Yeah, I finished a Guy Ritchie movie this [past] winter just before lockdown and it was such a great experience working with him. He works in a very independent fashion. He rewrites the dialogue on a moment-to-moment basis in order to shoot what his filter is saying that day is going to be funniest. That was wild because I have no idea what my character is going to be like in the final edit because only he knows what that movie is going to be like.

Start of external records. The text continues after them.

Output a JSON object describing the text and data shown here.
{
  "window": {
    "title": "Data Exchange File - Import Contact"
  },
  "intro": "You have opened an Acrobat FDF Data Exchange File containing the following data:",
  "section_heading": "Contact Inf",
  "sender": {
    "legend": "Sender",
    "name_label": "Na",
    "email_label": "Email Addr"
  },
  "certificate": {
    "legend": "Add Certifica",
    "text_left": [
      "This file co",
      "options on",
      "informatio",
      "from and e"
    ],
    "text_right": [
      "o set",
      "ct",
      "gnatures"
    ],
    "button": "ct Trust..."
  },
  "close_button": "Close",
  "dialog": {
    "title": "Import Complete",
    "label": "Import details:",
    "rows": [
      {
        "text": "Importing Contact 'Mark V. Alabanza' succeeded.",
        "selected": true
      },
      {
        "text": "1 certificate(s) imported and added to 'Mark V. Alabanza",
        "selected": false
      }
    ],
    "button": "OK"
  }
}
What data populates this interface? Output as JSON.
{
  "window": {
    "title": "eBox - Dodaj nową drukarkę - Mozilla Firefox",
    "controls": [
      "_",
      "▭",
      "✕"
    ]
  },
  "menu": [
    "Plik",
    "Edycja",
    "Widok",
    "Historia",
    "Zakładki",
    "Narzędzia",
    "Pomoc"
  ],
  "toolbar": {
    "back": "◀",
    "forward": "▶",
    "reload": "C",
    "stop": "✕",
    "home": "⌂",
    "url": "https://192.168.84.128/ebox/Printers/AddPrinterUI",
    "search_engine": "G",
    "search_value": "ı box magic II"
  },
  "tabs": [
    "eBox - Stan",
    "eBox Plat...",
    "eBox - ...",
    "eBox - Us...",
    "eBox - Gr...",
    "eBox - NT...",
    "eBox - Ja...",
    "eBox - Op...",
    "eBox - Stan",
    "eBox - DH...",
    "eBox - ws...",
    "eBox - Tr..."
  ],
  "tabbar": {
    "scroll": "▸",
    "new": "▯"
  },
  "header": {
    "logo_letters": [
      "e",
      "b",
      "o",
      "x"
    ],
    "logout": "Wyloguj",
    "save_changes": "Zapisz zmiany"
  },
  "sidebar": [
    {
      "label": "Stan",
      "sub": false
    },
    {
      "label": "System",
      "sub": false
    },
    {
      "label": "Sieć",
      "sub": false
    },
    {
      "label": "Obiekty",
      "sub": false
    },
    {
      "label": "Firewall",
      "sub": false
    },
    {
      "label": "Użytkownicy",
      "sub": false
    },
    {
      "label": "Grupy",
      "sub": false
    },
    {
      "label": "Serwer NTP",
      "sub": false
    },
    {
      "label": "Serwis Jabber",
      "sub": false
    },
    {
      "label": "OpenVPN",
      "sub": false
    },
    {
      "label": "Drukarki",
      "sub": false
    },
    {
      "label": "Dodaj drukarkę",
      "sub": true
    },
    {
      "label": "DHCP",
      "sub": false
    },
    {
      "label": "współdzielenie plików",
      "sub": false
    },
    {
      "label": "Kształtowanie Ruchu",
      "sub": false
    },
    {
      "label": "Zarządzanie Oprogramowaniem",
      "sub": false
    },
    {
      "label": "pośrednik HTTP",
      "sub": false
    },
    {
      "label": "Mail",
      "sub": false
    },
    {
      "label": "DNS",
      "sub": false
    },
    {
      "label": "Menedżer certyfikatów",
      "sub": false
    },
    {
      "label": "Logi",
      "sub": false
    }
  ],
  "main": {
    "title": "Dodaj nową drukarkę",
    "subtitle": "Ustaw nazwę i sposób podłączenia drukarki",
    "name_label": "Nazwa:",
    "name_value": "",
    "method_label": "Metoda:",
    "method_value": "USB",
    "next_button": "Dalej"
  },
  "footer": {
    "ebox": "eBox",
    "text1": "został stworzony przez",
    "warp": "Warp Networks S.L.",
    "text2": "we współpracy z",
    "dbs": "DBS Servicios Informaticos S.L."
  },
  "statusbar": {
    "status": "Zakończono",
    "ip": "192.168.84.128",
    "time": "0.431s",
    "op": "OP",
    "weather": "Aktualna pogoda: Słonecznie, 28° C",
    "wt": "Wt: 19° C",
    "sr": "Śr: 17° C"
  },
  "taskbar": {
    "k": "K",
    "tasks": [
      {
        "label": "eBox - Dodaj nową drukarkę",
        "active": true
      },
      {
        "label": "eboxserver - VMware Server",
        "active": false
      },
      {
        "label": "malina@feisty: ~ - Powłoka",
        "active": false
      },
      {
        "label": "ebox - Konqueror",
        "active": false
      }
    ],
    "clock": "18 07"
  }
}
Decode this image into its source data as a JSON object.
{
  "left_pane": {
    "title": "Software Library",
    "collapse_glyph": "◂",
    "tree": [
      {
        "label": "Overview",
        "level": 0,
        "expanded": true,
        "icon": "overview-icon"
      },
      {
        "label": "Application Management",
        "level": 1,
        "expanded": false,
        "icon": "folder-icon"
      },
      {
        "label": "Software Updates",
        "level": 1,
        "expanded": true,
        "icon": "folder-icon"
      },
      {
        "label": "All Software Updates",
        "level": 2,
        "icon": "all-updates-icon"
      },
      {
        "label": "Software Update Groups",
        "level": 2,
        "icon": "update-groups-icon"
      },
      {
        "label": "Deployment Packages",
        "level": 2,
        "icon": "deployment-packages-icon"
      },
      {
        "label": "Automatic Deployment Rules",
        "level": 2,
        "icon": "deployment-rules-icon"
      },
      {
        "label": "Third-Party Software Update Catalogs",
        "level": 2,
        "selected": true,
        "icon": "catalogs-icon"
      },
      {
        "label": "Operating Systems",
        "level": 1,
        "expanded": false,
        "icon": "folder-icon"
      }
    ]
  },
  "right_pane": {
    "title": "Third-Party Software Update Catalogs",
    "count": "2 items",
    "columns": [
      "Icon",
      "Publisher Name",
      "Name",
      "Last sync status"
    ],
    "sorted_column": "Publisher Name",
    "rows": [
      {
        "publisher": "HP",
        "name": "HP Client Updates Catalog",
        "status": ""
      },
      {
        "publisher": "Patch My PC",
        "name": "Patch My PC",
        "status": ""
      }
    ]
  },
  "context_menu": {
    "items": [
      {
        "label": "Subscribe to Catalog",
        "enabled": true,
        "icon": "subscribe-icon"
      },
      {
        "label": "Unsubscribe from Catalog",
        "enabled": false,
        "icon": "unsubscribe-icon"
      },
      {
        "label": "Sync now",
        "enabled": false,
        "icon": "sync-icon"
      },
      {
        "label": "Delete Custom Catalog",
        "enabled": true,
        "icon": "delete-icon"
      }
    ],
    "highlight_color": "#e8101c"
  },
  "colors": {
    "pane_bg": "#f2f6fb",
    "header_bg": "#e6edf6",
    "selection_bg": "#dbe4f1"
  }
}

And then, I went to do this Raoul Peck, his next film after I Am Not Your Negro. And he has directed a documentary, it’s four-and-a-half hours long, and in it, he’s putting these narrative pieces and I’m the guy who’s in those narrative pieces. And we were just about to start filming into the Dominican Republic when we were sent home because they were going to close the borders. And then, we’ve spent four months in lockdown, and literally yesterday we were allowed to come to Paris to start back up but we’re only are shooting for a short time. Everybody’s isolating and doing the right thing and all the departments are isolated from each other, and we’ve all taken our tests. We’re going to try to finish it now, and so it could be out there because it’s a very important and timely piece as well. It’s about the history of Western genocide and filtered through Raoul’s personal perspective. So that’s what I’m doing right now.

Most Wanted arrives digitally on Friday, July 24.